If the airway is partially or fully blocked, an insufficient amount of air gets into your lungs. It may result in loud snoring and a decline in blood oxygen level. Always remember that frequent declines in blood oxygen level, as well as a reduced sleep quality, can induce the release of stress hormones, which in return could raise your risk of having high blood pressure, stroke, arrhythmia, and worse, heart failure.

Risk Factors

–    Older people

–    Family history of sleep apnea

–    Small airways

–    Airways with irregular shape

–    Enlarged tonsils

–    Smokers

–    Men

–    Obesity


Major Signs And Symptoms

–    Loud and chronic snoring

–    Choking or gasping sounds after breathing pauses

–    Sleepiness during the day

–    Morning headaches

–    Memory problems

–    Lack of concentration

–    Frequent urination

–    Sore throat or dry mouth when you wake up


Kids who have sleep apnea may exhibit hyperactivity, hostile behavior, moodiness, and learning problems. They may also breathe through their mouths rather than their noses when they are awake.


The Diagnosis

Sleep apnea is diagnosed based on various factors like medical and family history, physical exam, and results of a sleep study. Your family doctor may evaluate you first and then refer you to a sleep specialist, who can give a clear diagnosis and treatment for your sleep apnea problem.


The Treatments

Lifestyle changes – changes in your daily activities could very well be all the treatment you need. These may include avoiding alcohol and certain medications that may you feel sleepy. You may also try losing weight and sleeping on your side. You can use nasal sprays or allergy medicines to keep your nasal passages open when you sleep. You should also consider quitting smoking.

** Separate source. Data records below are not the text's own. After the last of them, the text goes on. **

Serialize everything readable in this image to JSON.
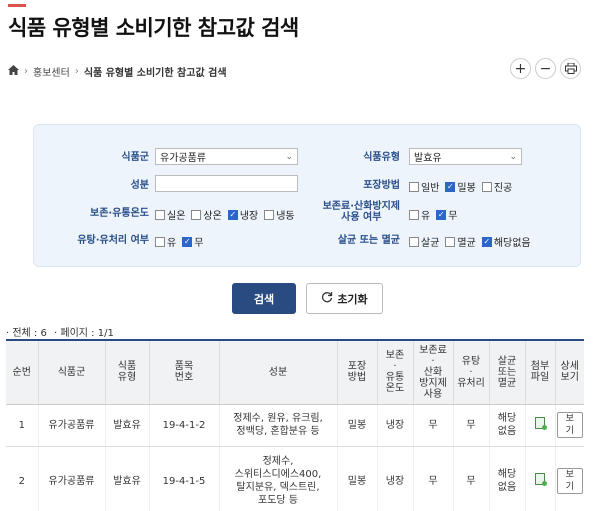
{
  "page": {
    "title": "식품 유형별 소비기한 참고값 검색"
  },
  "breadcrumb": {
    "home": "home-icon",
    "section": "홍보센터",
    "current": "식품 유형별 소비기한 참고값 검색"
  },
  "toolbar": {
    "zoom_in": "+",
    "zoom_out": "−",
    "print": "print-icon"
  },
  "form": {
    "food_group": {
      "label": "식품군",
      "value": "유가공품류"
    },
    "food_type": {
      "label": "식품유형",
      "value": "발효유"
    },
    "ingredient": {
      "label": "성분",
      "value": ""
    },
    "packaging": {
      "label": "포장방법",
      "options": [
        {
          "label": "일반",
          "checked": false
        },
        {
          "label": "밀봉",
          "checked": true
        },
        {
          "label": "진공",
          "checked": false
        }
      ]
    },
    "storage_temp": {
      "label": "보존·유통온도",
      "options": [
        {
          "label": "실온",
          "checked": false
        },
        {
          "label": "상온",
          "checked": false
        },
        {
          "label": "냉장",
          "checked": true
        },
        {
          "label": "냉동",
          "checked": false
        }
      ]
    },
    "preservative": {
      "label_line1": "보존료·산화방지제",
      "label_line2": "사용 여부",
      "options": [
        {
          "label": "유",
          "checked": false
        },
        {
          "label": "무",
          "checked": true
        }
      ]
    },
    "milk_process": {
      "label": "유탕·유처리 여부",
      "options": [
        {
          "label": "유",
          "checked": false
        },
        {
          "label": "무",
          "checked": true
        }
      ]
    },
    "sterilization": {
      "label": "살균 또는 멸균",
      "options": [
        {
          "label": "살균",
          "checked": false
        },
        {
          "label": "멸균",
          "checked": false
        },
        {
          "label": "해당없음",
          "checked": true
        }
      ]
    }
  },
  "buttons": {
    "search": "검색",
    "reset": "초기화"
  },
  "summary": {
    "total_label": "· 전체 : 6",
    "page_label": "· 페이지 : 1/1"
  },
  "table": {
    "headers": [
      [
        "순번"
      ],
      [
        "식품군"
      ],
      [
        "식품",
        "유형"
      ],
      [
        "품목",
        "번호"
      ],
      [
        "성분"
      ],
      [
        "포장",
        "방법"
      ],
      [
        "보존",
        "·",
        "유통",
        "온도"
      ],
      [
        "보존료",
        "·",
        "산화",
        "방지제",
        "사용"
      ],
      [
        "유탕",
        "·",
        "유처리"
      ],
      [
        "살균",
        "또는",
        "멸균"
      ],
      [
        "첨부",
        "파일"
      ],
      [
        "상세",
        "보기"
      ]
    ],
    "rows": [
      {
        "no": "1",
        "group": "유가공품류",
        "type": "발효유",
        "item_no": "19-4-1-2",
        "ingredient": [
          "정제수, 원유, 유크림,",
          "정백당, 혼합분유 등"
        ],
        "packaging": "밀봉",
        "storage": "냉장",
        "preservative": "무",
        "milk": "무",
        "steril": [
          "해당",
          "없음"
        ],
        "file": "file-icon",
        "view": "보기"
      },
      {
        "no": "2",
        "group": "유가공품류",
        "type": "발효유",
        "item_no": "19-4-1-5",
        "ingredient": [
          "정제수,",
          "스위티스디에스400,",
          "탈지분유, 덱스트린,",
          "포도당 등"
        ],
        "packaging": "밀봉",
        "storage": "냉장",
        "preservative": "무",
        "milk": "무",
        "steril": [
          "해당",
          "없음"
        ],
        "file": "file-icon",
        "view": "보기"
      }
    ]
  }
}
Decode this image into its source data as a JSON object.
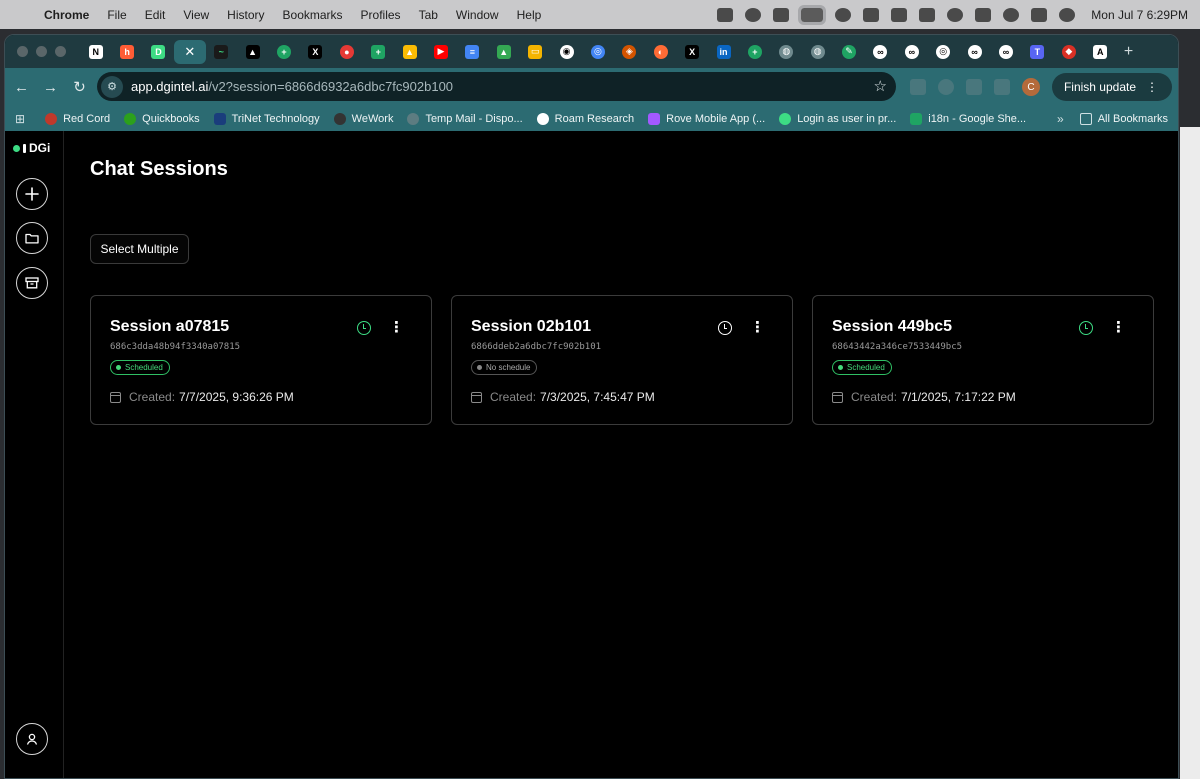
{
  "menubar": {
    "app": "Chrome",
    "items": [
      "File",
      "Edit",
      "View",
      "History",
      "Bookmarks",
      "Profiles",
      "Tab",
      "Window",
      "Help"
    ],
    "clock": "Mon Jul 7  6:29PM"
  },
  "browser": {
    "url_host": "app.dgintel.ai",
    "url_path": "/v2?session=6866d6932a6dbc7fc902b100",
    "finish_update": "Finish update",
    "avatar_letter": "C"
  },
  "bookmarks": [
    "Red Cord",
    "Quickbooks",
    "TriNet Technology",
    "WeWork",
    "Temp Mail - Dispo...",
    "Roam Research",
    "Rove Mobile App (...",
    "Login as user in pr...",
    "i18n - Google She..."
  ],
  "all_bookmarks": "All Bookmarks",
  "app": {
    "logo": "DGi",
    "page_title": "Chat Sessions",
    "select_multiple": "Select Multiple",
    "created_label": "Created:",
    "sessions": [
      {
        "title": "Session a07815",
        "id": "686c3dda48b94f3340a07815",
        "status": "Scheduled",
        "created": "7/7/2025, 9:36:26 PM"
      },
      {
        "title": "Session 02b101",
        "id": "6866ddeb2a6dbc7fc902b101",
        "status": "No schedule",
        "created": "7/3/2025, 7:45:47 PM"
      },
      {
        "title": "Session 449bc5",
        "id": "68643442a346ce7533449bc5",
        "status": "Scheduled",
        "created": "7/1/2025, 7:17:22 PM"
      }
    ]
  },
  "colors": {
    "accent_green": "#3ddc84",
    "toolbar": "#2c6b72",
    "background": "#000000"
  }
}
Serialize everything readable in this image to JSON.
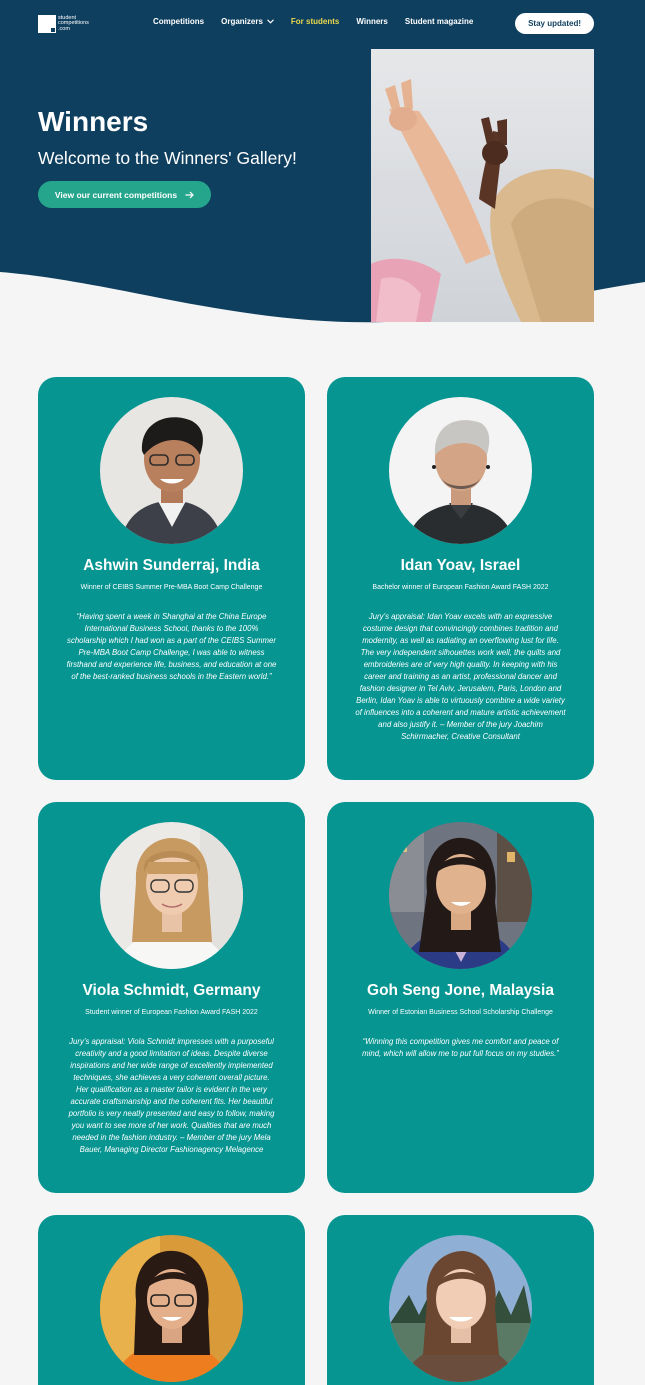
{
  "header": {
    "logo_lines": [
      "student",
      "competitions",
      ".com"
    ],
    "nav": [
      {
        "label": "Competitions",
        "dropdown": false,
        "active": false
      },
      {
        "label": "Organizers",
        "dropdown": true,
        "active": false
      },
      {
        "label": "For students",
        "dropdown": false,
        "active": true
      },
      {
        "label": "Winners",
        "dropdown": false,
        "active": false
      },
      {
        "label": "Student magazine",
        "dropdown": false,
        "active": false
      }
    ],
    "stay_button": "Stay updated!"
  },
  "hero": {
    "title": "Winners",
    "subtitle": "Welcome to the Winners' Gallery!",
    "cta_label": "View our current competitions",
    "cta_icon": "arrow-right-icon"
  },
  "winners": [
    {
      "name": "Ashwin Sunderraj, India",
      "award": "Winner of CEIBS Summer Pre-MBA Boot Camp Challenge",
      "quote": "“Having spent a week in Shanghai at the China Europe International Business School, thanks to the 100% scholarship which I had won as a part of the CEIBS Summer Pre-MBA Boot Camp Challenge, I was able to witness firsthand and experience life, business, and education at one of the best-ranked business schools in the Eastern world.”"
    },
    {
      "name": "Idan Yoav, Israel",
      "award": "Bachelor winner of European Fashion Award FASH 2022",
      "quote": "Jury’s appraisal: Idan Yoav excels with an expressive costume design that convincingly combines tradition and modernity, as well as radiating an overflowing lust for life. The very independent silhouettes work well, the quilts and embroideries are of very high quality. In keeping with his career and training as an artist, professional dancer and fashion designer in Tel Aviv, Jerusalem, Paris, London and Berlin, Idan Yoav is able to virtuously combine a wide variety of influences into a coherent and mature artistic achievement and also justify it. – Member of the jury Joachim Schirrmacher, Creative Consultant"
    },
    {
      "name": "Viola Schmidt, Germany",
      "award": "Student winner of European Fashion Award FASH 2022",
      "quote": "Jury’s appraisal: Viola Schmidt impresses with a purposeful creativity and a good limitation of ideas. Despite diverse inspirations and her wide range of excellently implemented techniques, she achieves a very coherent overall picture. Her qualification as a master tailor is evident in the very accurate craftsmanship and the coherent fits. Her beautiful portfolio is very neatly presented and easy to follow, making you want to see more of her work. Qualities that are much needed in the fashion industry. – Member of the jury Mela Bauer, Managing Director Fashionagency Melagence"
    },
    {
      "name": "Goh Seng Jone, Malaysia",
      "award": "Winner of Estonian Business School Scholarship Challenge",
      "quote": "“Winning this competition gives me comfort and peace of mind, which will allow me to put full focus on my studies.”"
    },
    {
      "name": "",
      "award": "",
      "quote": ""
    },
    {
      "name": "",
      "award": "",
      "quote": ""
    }
  ],
  "colors": {
    "hero_bg": "#0e3f5f",
    "card_bg": "#069591",
    "cta_bg": "#25a58c",
    "active_nav": "#e9d84c",
    "page_bg": "#f5f5f5"
  }
}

Mouthpieces – also referred to as an oral appliance, mouthpieces are recommended to those who have mild sleep apnea. It may also be given to people who snore loudly but do not have sleep apnea problems. An orthodontist can create a custom-fit mouthpiece for patients with sleep apnea. It works by adjusting your tongue and lower jaw and keep them in a position that would ensure your airway is open while you are asleep.

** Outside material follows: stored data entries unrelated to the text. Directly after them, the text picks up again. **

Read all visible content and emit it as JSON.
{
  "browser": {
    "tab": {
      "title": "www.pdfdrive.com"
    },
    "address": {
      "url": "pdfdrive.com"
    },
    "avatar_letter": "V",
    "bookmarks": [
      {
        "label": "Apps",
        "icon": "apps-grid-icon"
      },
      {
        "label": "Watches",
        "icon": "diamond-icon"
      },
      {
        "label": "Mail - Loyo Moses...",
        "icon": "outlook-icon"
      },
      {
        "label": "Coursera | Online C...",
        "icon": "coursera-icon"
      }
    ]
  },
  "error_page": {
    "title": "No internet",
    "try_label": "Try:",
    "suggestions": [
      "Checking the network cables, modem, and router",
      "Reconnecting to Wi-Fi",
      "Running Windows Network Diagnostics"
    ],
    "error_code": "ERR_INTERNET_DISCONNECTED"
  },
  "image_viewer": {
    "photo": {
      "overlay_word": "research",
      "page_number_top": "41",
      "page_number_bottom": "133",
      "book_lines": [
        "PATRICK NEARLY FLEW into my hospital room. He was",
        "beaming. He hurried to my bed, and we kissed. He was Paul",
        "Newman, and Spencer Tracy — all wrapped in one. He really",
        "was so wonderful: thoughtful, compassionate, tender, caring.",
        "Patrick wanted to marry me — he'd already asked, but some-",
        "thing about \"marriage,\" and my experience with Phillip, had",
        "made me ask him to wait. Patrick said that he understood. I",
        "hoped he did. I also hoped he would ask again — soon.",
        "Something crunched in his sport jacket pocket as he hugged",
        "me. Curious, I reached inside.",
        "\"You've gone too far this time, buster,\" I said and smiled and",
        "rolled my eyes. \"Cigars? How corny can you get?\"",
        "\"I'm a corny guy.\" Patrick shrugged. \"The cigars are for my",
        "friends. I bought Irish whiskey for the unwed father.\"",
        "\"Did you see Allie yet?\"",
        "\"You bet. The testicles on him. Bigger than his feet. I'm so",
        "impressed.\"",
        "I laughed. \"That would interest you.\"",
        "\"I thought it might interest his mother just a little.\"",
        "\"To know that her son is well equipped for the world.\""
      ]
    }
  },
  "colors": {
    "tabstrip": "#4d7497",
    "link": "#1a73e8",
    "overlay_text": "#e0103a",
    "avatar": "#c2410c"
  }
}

Breathing devices – CPAP machines or continuous positive airway pressure is the most common treatment given to patients who have mild to moderate sleep apnea. These devices come with CPAP masks that would cover the mouth and/or the nose. CPAP machines work by delivering air into your throat and the air pressure keeps your airway open while you sleep. There are different types of CPAP machines and they are also available in different brands like Resmed, Fisher and Paykel, and Philips Respironics. In case you are not happy or comfortable with your current CPAP machine, be sure to inform your sleep specialist. He or she will find an alternative that would be more suitable for your needs.

Surgery – Some patients who have sleep apnea undergo surgery. The cause of the sleep apnea generally determines the type of surgical procedure that will be performed. The operation is carried out to widen the patient’s airways and may involve stiffening, shrinking, or removing extra tissues in the throat or mouth. The procedure can be done in a hospital or clinical setting. Patients will be given a medicine that induces sleep before the operation. Once it is done, you can expect temporary throat pain for at least one week. Kids with sleep apnea may also undergo surgery, which usually involves the removal of the tonsils that could be blocking the airway. However, doctors also suggest waiting some time to determine whether these enlarged tissues would shrink on their own.

Sleep apnea is a serious condition that should not be taken lightly. Seek the help of an expert to get an effective treatment plan that can help improve your quality of life. With proper treatment, you will be able to have better sleep and alleviate daytime sleepiness. It will also help reduce your risks of suffering from health complications like heart disease and high blood failure. Do not forget to follow up with your doctor on a regular basis to make sure that your treatment is working and if you are experiencing some bothersome side effects. Get yourself treated and enjoy a restful sleep that you deserve.